The first case was received in the hospital in 2011 and involved a 15-year-old boy who complained of a sudden cough while playing with his siblings. X-rays were taken, Reuters Health reported, and revealed a that a four-inch metallic needle was stuck in his lower airway, just above his collar bone. Ultimately, the boy admitted that he had been building a blowgun following instructions he found on the Internet.
The doctors used a long, flexible tube, with a camera attached on one end, to locate and remove the needle, according to Reuters Health. The needle was lodged at the entrance to the bronchial tubes. “It requires surgery under general anesthesia…. Most of the time we’re able to remove these in children without long-term (complications) … but there are other times when we have to perform open surgery through the neck,” Jatana told Reuters Health.
Over the next three months, surgeons at the hospital treated two more cases in which teenage boys inhaled blowgun darts. The boys were all around the same approximate age and all underwent surgery, according to the researchers reporting in the journal Pediatrics. Jatana told Reuters Health that he is aware of other cases that were treated at other children’s hospitals.

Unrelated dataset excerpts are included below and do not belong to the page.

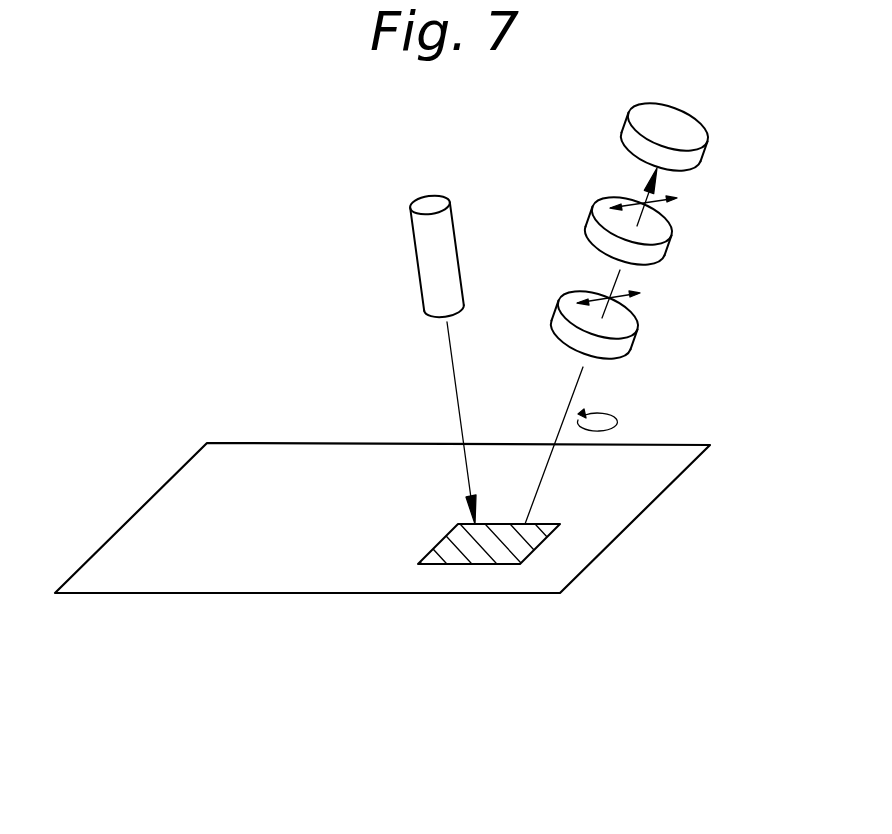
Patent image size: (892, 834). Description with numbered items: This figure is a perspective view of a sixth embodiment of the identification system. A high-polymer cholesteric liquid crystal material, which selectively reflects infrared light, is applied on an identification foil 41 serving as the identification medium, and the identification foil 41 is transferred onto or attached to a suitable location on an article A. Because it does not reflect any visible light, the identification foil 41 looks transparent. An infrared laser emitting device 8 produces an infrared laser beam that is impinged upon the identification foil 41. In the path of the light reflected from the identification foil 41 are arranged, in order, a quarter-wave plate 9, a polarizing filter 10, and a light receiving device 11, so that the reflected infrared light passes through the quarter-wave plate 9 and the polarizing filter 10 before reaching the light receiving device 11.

The infrared laser emitting device 8 is at (447, 262).
The quarter-wave plate 9 is at (627, 347).
The polarizing filter 10 is at (663, 248).
The light receiving device 11 is at (700, 155).
The identification foil 41 is at (462, 560).
The article A is at (612, 523).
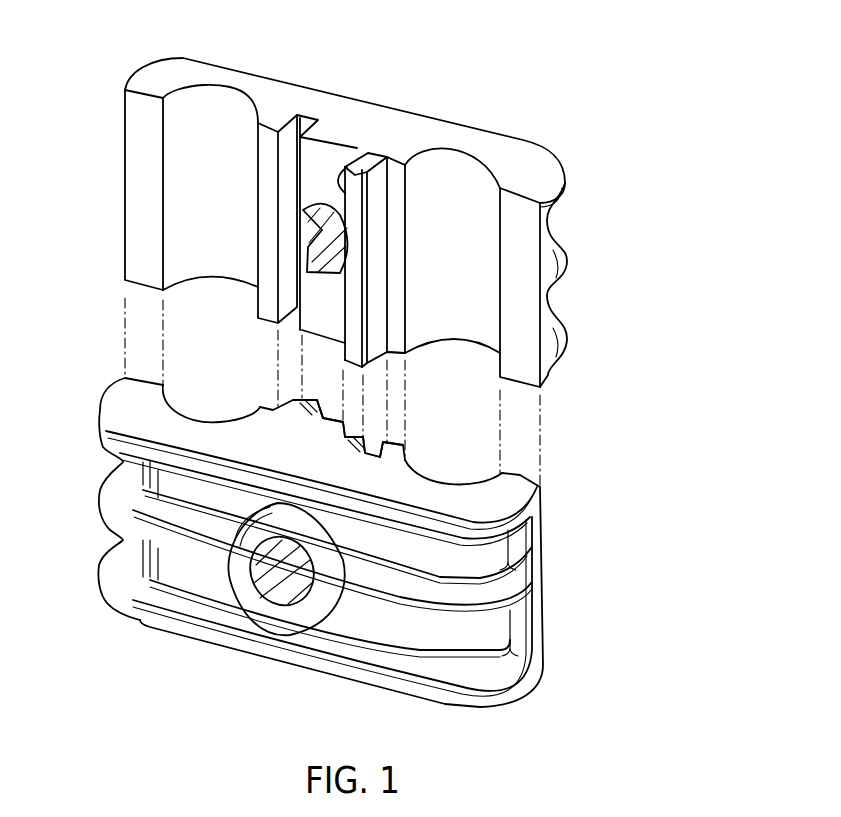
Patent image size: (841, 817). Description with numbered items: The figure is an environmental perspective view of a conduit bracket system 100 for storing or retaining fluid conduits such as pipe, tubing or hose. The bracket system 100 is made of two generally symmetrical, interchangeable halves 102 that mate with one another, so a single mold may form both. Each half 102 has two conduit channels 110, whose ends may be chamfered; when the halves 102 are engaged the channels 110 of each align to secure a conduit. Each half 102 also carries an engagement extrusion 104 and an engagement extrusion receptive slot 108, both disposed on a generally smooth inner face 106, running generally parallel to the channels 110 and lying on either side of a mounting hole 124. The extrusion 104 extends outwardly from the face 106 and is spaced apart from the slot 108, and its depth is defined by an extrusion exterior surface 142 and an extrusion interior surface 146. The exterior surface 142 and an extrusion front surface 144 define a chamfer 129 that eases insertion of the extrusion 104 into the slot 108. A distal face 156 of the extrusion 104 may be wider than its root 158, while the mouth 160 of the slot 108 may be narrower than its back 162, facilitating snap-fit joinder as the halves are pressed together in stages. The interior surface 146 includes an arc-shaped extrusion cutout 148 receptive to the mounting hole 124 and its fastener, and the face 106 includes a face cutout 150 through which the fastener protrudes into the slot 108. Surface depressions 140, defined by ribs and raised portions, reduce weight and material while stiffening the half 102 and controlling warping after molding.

The conduit bracket system 100 is at (672, 160).
The half 102 is at (141, 61).
The engagement extrusion 104 is at (374, 149).
The face 106 is at (333, 419).
The engagement extrusion receptive slot 108 is at (313, 107).
The conduit channel 110 is at (207, 106).
The mounting hole 124 is at (300, 264).
The chamfer 129 is at (363, 297).
The surface depressions 140 is at (487, 633).
The extrusion exterior surface 142 is at (380, 278).
The extrusion front surface 144 is at (353, 322).
The extrusion interior surface 146 is at (365, 157).
The extrusion cutout 148 is at (298, 336).
The face cutout 150 is at (310, 223).
The distal face 156 is at (375, 181).
The root 158 is at (392, 164).
The mouth 160 is at (268, 124).
The back 162 is at (282, 108).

When teens inhale air before exhaling air through the blowgun, they can inhale the dart; when the teens suck in the air, they open their airways and vocal chords, explained Jatana. This, he told Reuters Health, exposes the lower airway. “When the child maximally inhales, the vocal cords are open and the foreign body can go straight into the airway without obstruction,” Jatana said, according to the LA Times.
The needles can also cause damage in the upper airway and can pose a choking hazard. “Any airways foreign body in general is a potentially dangerous situation. Particularly from the standpoint of airway obstruction,” Jatana pointed out. According to Jatana, he and his fellow researchers discovered 20 websites that provide instructions on how to make a blowgun from common, household items. The researchers warn parents to be aware of what their children are doing on the Internet. “I think it’s difficult, but try to keep close supervision to what your children are doing on the Internet… and certainly discouraging any type of participation in these types of activities, because they can be life threatening,” Jatana told Reuters Health.
While Jatana said it is not possible to determine how many cases have occurred, the high number in such a short time, prompted him and his colleagues to describe what they experienced and draft a warning to other doctors, teens, and parents, according to the LA Times. “It’s just one of those things that could be an emerging problem,” Jatana said. “We’re really obligated to let people know that this occurred.”